Zu den Highlights gehörten auf jeden Fall die Herde der Maschinenwesen – meterhohe, aus alten Fahrradteilen konstruierte Tierfiguren, die sich im Outdoor-Bereich selbstständig fortbewegten – und die Katjes Magic Candy Factory, die ihren Fruchtgummi-3D-Drucker zum ersten Mal in Österreich zeigte und wo man sich selbst als „Sweet Selfie“ in acht veganen Geschmacksrichtungen ausdrucken kann.

Es gab auch sonst so viele außergewöhnliche Projekte, dass das Kamerateam gar nicht wusste, wohin mit der Kamera zoomen. Vom Cocktail mixenden Roboter über Upcycling-Schmuck aus alten PC-Tastaturen bis zum Retro Gameboy-Kit, das selbst zusammen gebaut werden kann.

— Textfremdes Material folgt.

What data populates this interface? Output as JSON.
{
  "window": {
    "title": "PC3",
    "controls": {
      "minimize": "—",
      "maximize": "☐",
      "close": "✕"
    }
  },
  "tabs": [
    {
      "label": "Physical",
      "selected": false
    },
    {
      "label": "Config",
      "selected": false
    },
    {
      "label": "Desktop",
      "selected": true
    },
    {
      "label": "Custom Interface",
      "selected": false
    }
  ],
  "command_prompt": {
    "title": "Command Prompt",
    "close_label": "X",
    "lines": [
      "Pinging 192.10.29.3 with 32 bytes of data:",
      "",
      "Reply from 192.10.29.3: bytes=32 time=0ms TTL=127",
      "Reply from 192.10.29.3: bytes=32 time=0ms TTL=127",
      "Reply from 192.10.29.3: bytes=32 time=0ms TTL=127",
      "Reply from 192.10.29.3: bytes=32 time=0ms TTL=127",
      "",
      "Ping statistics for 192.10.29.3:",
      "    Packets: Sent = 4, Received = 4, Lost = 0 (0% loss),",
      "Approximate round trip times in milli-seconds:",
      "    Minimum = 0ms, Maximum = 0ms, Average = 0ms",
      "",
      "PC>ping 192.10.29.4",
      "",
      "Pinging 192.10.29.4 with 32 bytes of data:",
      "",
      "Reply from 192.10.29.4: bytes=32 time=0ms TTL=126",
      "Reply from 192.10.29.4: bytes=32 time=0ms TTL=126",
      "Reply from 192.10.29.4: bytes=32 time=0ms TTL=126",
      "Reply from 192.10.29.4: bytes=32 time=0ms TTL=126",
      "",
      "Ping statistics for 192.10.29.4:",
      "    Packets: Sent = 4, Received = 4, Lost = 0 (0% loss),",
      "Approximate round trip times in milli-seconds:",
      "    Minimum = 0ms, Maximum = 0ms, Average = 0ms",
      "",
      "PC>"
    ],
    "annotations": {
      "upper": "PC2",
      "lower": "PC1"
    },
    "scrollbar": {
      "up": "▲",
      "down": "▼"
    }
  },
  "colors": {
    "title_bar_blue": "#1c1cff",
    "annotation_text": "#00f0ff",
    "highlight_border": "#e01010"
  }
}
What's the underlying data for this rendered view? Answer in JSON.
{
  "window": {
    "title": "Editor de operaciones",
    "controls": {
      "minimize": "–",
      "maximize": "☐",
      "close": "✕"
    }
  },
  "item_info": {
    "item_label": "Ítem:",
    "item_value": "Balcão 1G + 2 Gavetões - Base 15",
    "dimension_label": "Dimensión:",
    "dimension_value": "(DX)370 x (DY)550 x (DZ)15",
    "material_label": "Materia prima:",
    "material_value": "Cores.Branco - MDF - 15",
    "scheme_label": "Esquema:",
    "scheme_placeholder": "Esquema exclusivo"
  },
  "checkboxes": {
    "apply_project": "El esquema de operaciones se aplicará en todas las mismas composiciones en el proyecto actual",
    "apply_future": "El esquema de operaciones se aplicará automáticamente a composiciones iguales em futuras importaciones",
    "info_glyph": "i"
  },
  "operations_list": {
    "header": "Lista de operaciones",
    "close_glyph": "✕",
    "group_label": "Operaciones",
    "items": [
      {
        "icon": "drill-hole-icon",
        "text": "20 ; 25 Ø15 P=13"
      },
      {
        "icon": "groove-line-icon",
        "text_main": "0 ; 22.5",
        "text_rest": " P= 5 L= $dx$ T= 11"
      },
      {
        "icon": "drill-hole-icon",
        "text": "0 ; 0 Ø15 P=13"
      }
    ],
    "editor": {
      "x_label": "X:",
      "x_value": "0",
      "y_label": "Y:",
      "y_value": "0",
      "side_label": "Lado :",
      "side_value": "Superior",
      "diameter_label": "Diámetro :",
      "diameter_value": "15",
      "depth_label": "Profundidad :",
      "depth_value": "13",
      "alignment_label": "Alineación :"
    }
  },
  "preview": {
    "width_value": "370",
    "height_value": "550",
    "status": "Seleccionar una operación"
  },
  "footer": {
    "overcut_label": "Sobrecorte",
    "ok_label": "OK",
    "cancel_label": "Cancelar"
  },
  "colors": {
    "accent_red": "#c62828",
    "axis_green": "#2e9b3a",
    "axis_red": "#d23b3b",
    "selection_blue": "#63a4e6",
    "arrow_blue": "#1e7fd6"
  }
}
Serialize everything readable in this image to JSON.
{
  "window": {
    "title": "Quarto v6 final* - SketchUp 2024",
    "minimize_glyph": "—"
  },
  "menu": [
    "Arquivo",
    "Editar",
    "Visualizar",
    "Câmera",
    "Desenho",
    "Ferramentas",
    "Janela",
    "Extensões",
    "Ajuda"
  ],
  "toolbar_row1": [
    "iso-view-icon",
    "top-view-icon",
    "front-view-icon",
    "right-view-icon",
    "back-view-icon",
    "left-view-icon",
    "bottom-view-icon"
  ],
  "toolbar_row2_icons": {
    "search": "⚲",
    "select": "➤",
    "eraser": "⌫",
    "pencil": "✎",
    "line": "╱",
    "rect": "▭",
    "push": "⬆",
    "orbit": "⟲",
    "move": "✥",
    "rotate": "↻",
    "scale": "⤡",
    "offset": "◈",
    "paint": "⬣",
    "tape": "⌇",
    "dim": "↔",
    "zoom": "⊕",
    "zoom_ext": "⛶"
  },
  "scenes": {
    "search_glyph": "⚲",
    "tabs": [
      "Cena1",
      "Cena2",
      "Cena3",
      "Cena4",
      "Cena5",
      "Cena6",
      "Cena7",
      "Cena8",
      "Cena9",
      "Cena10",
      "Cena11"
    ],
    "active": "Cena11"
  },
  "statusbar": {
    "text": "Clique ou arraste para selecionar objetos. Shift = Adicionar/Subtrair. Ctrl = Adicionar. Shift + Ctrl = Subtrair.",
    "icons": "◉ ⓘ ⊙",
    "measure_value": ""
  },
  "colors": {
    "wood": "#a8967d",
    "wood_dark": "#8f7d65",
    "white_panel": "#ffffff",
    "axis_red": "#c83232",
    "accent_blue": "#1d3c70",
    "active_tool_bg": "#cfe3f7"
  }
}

Da waren der RC Buggy, der von Clemens Mayer in einen waschechten Reely Hot Rod umgebaut wurde, der freundliche Roboter Marvin des Wiener Vereins “Maker Austria”, der über eine 2D-Kamera im Auge Gesichter erkennt, viele RF100/RF500 3D-Drucker und alte Gaming-Konsolen wie Nintendo & Co. Für Kinder ab 4 Jahren wurde übrigens ein eigenes Kinderprogramm mit Roboter-Workshops und interaktiven Experimentierstationen auf die Beine gestellt.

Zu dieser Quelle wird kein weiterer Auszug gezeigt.